Wpadliśmy więc na pomysł tego funduszu, aby pomóc nam zapłacić naszemu prawnikowi, aby sądy mogły uznać, że jesteśmy ofiarami zdrady, ukrytych wad i naruszenia zaufania.
Abyśmy mogli pokazać trójce naszych dzieci, że wciąż mamy siłę, by walczyć o nie, o siebie...
Wierzę w ludzi...ja tam swoje zrobiłam...wierzę, że każdy z nas, choć trochę, może wiele....

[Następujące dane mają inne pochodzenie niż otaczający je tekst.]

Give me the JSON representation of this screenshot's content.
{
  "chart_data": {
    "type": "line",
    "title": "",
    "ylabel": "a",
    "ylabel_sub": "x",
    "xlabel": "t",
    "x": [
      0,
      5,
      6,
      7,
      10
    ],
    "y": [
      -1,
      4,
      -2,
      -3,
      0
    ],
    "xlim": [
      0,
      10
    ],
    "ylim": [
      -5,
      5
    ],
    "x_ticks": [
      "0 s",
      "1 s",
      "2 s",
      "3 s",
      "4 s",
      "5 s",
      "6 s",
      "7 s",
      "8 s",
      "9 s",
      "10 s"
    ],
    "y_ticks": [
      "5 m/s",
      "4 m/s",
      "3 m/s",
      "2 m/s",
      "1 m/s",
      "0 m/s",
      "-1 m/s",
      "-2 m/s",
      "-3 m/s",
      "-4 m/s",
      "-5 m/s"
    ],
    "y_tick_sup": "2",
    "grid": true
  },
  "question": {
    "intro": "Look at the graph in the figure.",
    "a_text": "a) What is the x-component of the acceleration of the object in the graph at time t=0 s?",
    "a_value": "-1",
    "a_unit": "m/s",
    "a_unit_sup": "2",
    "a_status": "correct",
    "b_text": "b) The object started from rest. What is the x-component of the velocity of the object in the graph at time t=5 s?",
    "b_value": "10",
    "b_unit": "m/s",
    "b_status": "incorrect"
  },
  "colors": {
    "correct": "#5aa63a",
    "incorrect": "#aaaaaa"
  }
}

Pomóż nam, przed nami jeszcze długa droga, zbyt długa. Minęło 5 lat odkąd zaczęło się nasze piekło i nie możemy się poddać.
Przez 5 lat mieliśmy to poczucie, że jesteśmy bardzo samotni... Dziś jestem pewna, że każde ludzkie serce może jeszcze bić dla innych, a pomoc bliźniemu to piękny dowód solidarności... Pozwoliło mi to uwierzyć, że wciąż jest to możliwe.
Malutka rzecz może stać się czymś majestatycznym... Twoja pomoc jest dla nas majestatyczna....
Ta zrzutka nie ma jeszcze opisu.
Stwórz swój własny link do promocji zrzutki i sprawdzaj ile osób odwiedziło i wsparło tę zrzutkę z twojego polecenia! Dowiedz się więcej.
Stwórz swój własny link do promocji zrzutki i sprawdzaj ile osób odwiedziło i wsparło tę zrzutkę z twojego polecenia! Dowiedz się więcej.